"So sensitive today," he chided. "I know what this calls for. Extra cheese, greasy pepperoni, two-for-one Wednesday down at Papa Tony's."

          As tempting as it was to procrastinate, she knew it would be better if she got the paper signed sooner rather than later. Besides, if she waited too long her mother may not be coherent enough to hold a pen.

          "Can't, because I'm a failure," she said with a heavy sigh. "Gotta get the she-beast to sign this before she's too drunk to remember how to spell her name."

          Adam grabbed the paper out of her hands again. "I'll sign it," he said.

          "No way," Abby replied, trying to take it back. He pulled it just out of reach.

          "Come oooon," he insisted. "It'll be just like old times."

          When they were younger, Adam had made it a hobby to forge her mother's signature. It started in the fourth grade with a school field trip. The trip was to the zoo and Abby wanted to go so badly that she cried her eyes out when her mother refused to sign the permission slip.

          Adam spent two days practicing the signature and when they were confident it was close enough he signed the real deal. They were terrified to turn it in and she remembered the expression on her teacher's face as though it had happened yesterday. Adam was positive they got one over on her, but Abby was still confident that the teacher had known. Forging a signature and getting busted when you were a kid was one thing, they might get a slap on the wrist and a call home. At their age the punishment would be much more severe.

          "I'll just suffer through the moment," she declared, finally getting her hands on the paper and pulling it from his grasp. "Then I'll move on with life."

          "If you insist," Adam replied with a heavy sight. "See you later then?"

          "Yeah, catch you later," she called after him, waiting until he disappeared around the corner before turning and continuing on her way. It was moments like this, when they parted ways, that Abby wondered how they'd stayed friends all these years.

          Adam was an average guy, made friends with relative ease and had a smile that melted hearts. His shaggy red hair made him stand out in the sea of blond and brunettes that populated Walden High and simply added to his charm. Both his parents had those 'community service' type jobs and were involved in everything. All in all, they seemed to be the poster family for middle class Americans.

          Abby couldn't have been more different. Her father died when she was five, in a car accident out on Old Millers Road. Her mother had been a heavy drinker prior; but losing her husband had made it a hundred times worse.

          Not long after she lost her job, mostly because she was too drunk to show up. From that point on they scraped by on the generosity of the U.S. government. The only community service her mother did was offer an endless stream of business to every liquor store in a ten mile radius.

          Even then things hadn't been all bad. Back then, she still had her grandfather. He'd come to visit and bring her treats and toys. She loved to climb into his lap and listen to him tell stories of his life after the war.

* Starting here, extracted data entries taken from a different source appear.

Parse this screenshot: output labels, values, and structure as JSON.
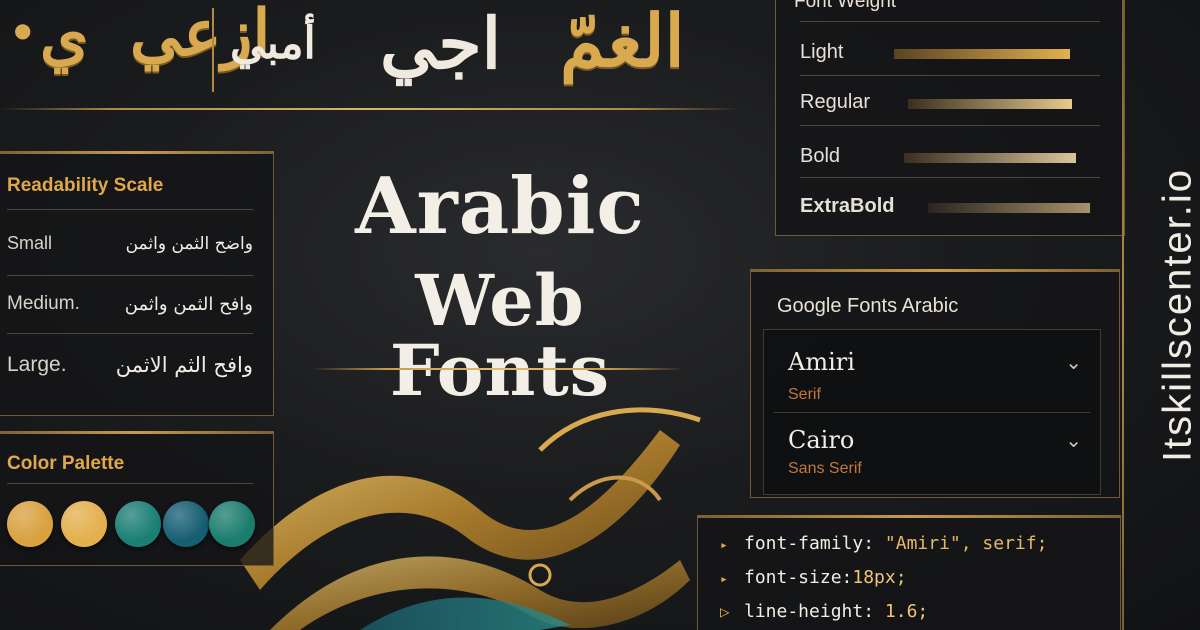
{
  "top_calligraphy": [
    "ي",
    "ازعي",
    "أمبي",
    "اجي",
    "الغمّ"
  ],
  "headline": {
    "line1": "Arabic",
    "line2": "Web Fonts"
  },
  "readability": {
    "title": "Readability Scale",
    "rows": [
      {
        "label": "Small",
        "arabic": "واضح الثمن واثمن"
      },
      {
        "label": "Medium.",
        "arabic": "وافح الثمن واثمن"
      },
      {
        "label": "Large.",
        "arabic": "وافح الثم الاثمن"
      }
    ]
  },
  "palette": {
    "title": "Color Palette",
    "colors": [
      "#d9a140",
      "#e3b04e",
      "#1c7f75",
      "#175e73",
      "#1b7d6e"
    ]
  },
  "font_weight": {
    "title": "Font Weight",
    "rows": [
      {
        "label": "Light"
      },
      {
        "label": "Regular"
      },
      {
        "label": "Bold"
      },
      {
        "label": "ExtraBold"
      }
    ]
  },
  "google_fonts": {
    "title": "Google Fonts Arabic",
    "items": [
      {
        "name": "Amiri",
        "category": "Serif",
        "icon": "chevron-down-icon"
      },
      {
        "name": "Cairo",
        "category": "Sans Serif",
        "icon": "chevron-down-icon"
      }
    ]
  },
  "code": {
    "lines": [
      {
        "prop": "font-family:",
        "value": "\"Amiri\", serif;"
      },
      {
        "prop": "font-size:",
        "value": "18px;"
      },
      {
        "prop": "line-height:",
        "value": "1.6;"
      }
    ]
  },
  "brand": {
    "text": "Itskillscenter.io"
  }
}
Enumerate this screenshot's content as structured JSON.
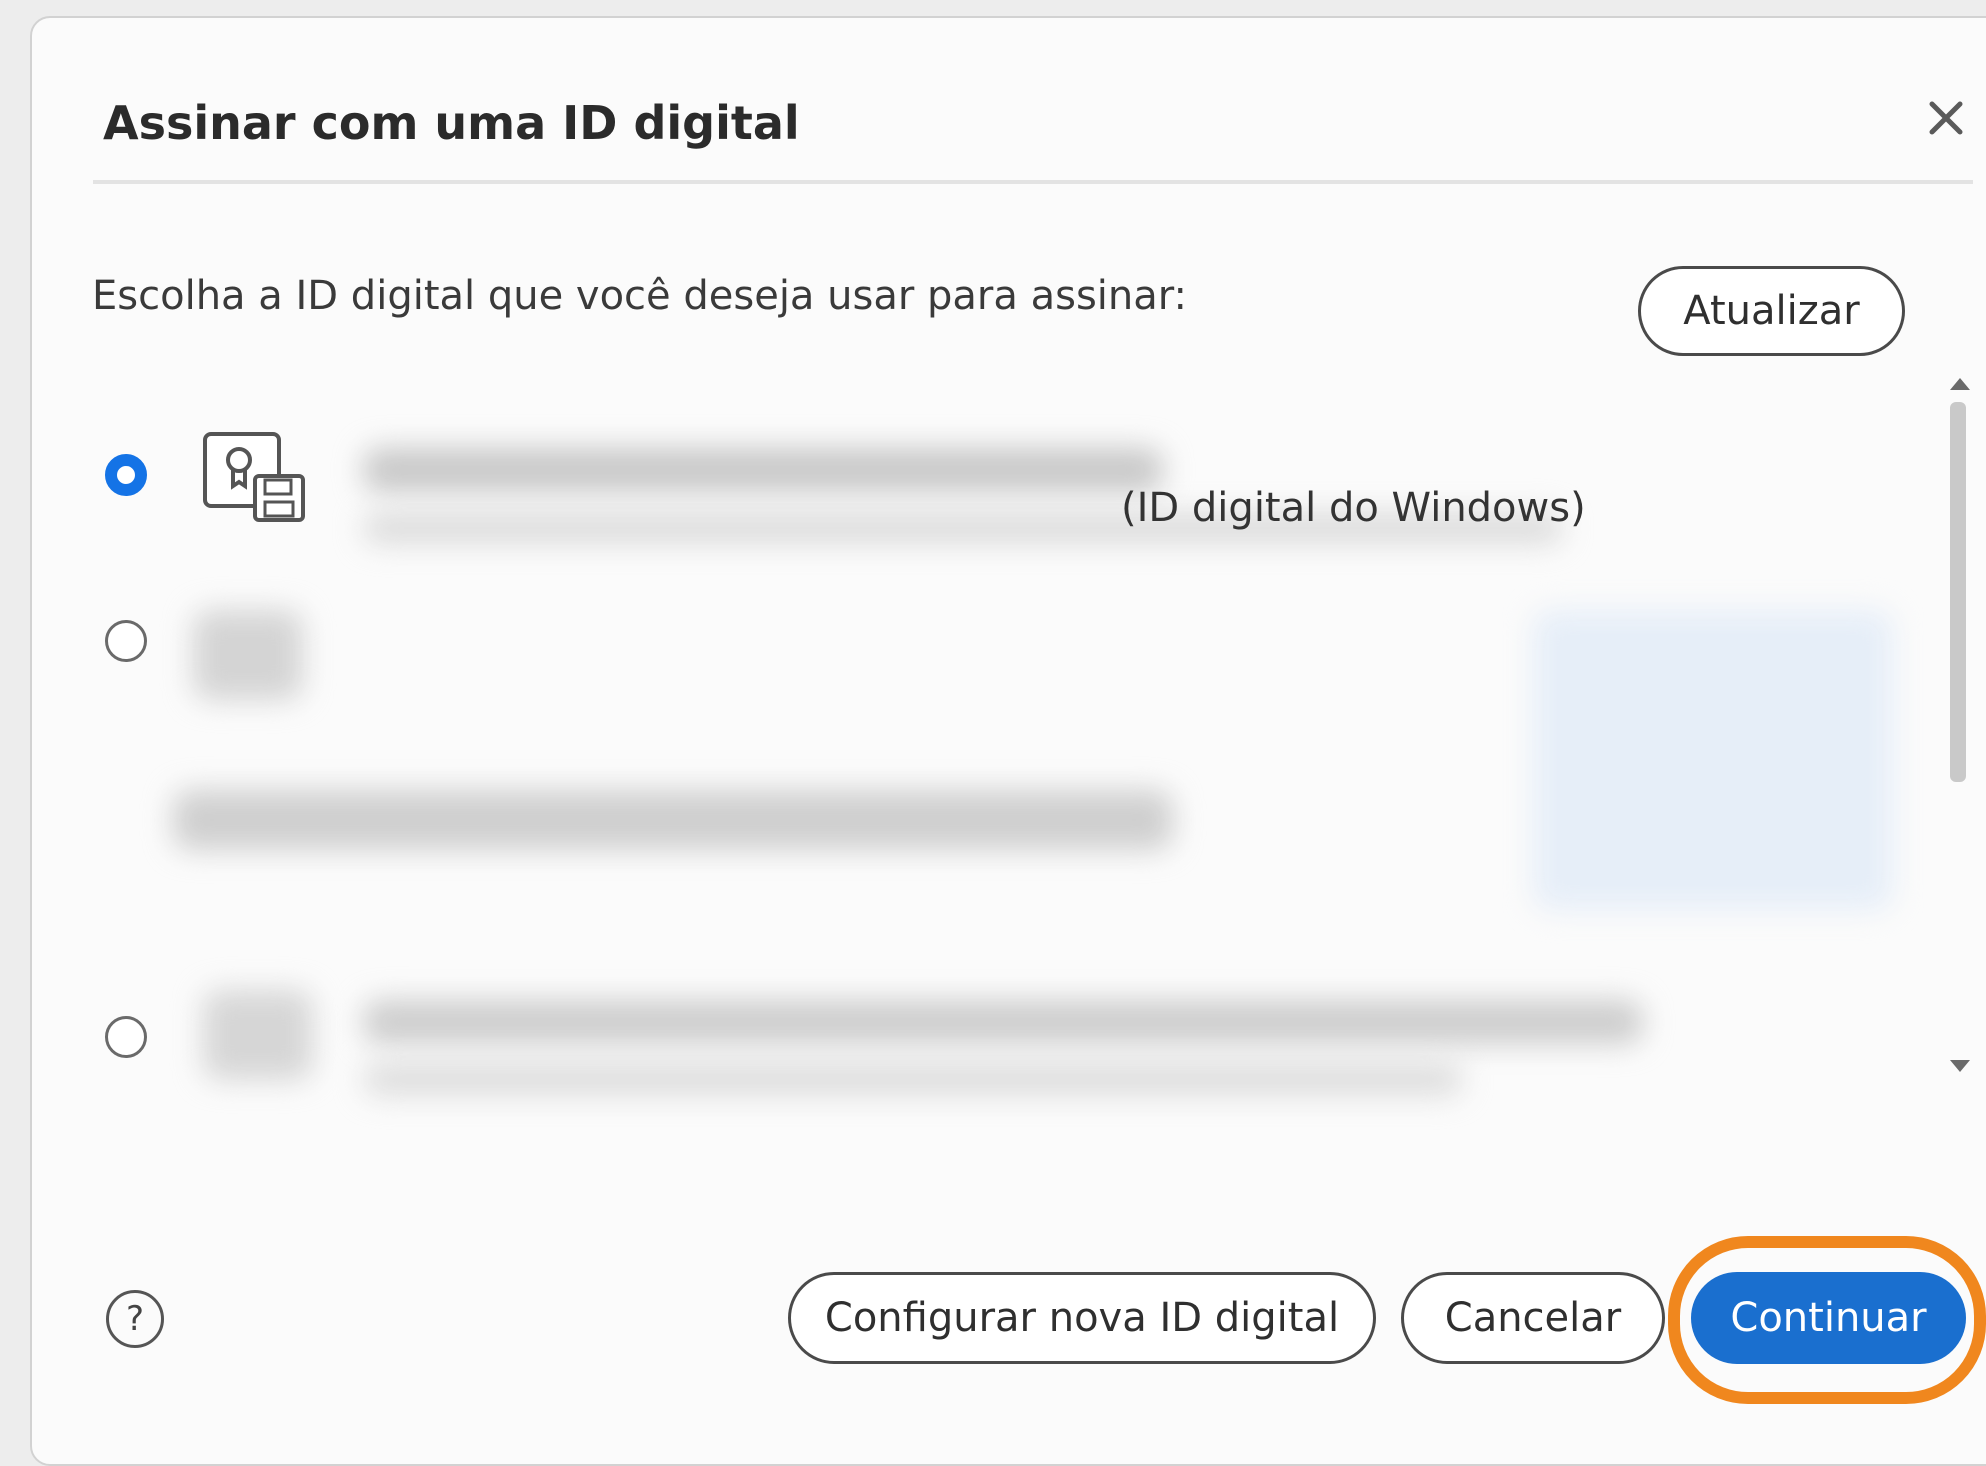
{
  "dialog": {
    "title": "Assinar com uma ID digital",
    "close_icon": "close-icon",
    "prompt": "Escolha a ID digital que você deseja usar para assinar:",
    "refresh_label": "Atualizar"
  },
  "ids": [
    {
      "selected": true,
      "type_label": "(ID digital do Windows)",
      "icon": "certificate-save-icon"
    },
    {
      "selected": false
    },
    {
      "selected": false
    }
  ],
  "footer": {
    "help_icon": "help-icon",
    "help_symbol": "?",
    "configure_label": "Configurar nova ID digital",
    "cancel_label": "Cancelar",
    "continue_label": "Continuar"
  },
  "colors": {
    "accent": "#1473e6",
    "primary_button": "#1a6fcf",
    "highlight": "#f0871e"
  }
}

          He'd take her for ice cream on Sundays after church and every Thursday they'd go see a movie at the old theater before it finally shut down. It didn't matter though, because her grandfather died not long after and Abby was left with no one.

          No one that cared anyway.

          There were times when she wished she was an orphan. It wasn't all that far from the truth. At the very least, if she was an official orphan, she'd have the chance to find a family that cared – as improbable as it was for a girl her age.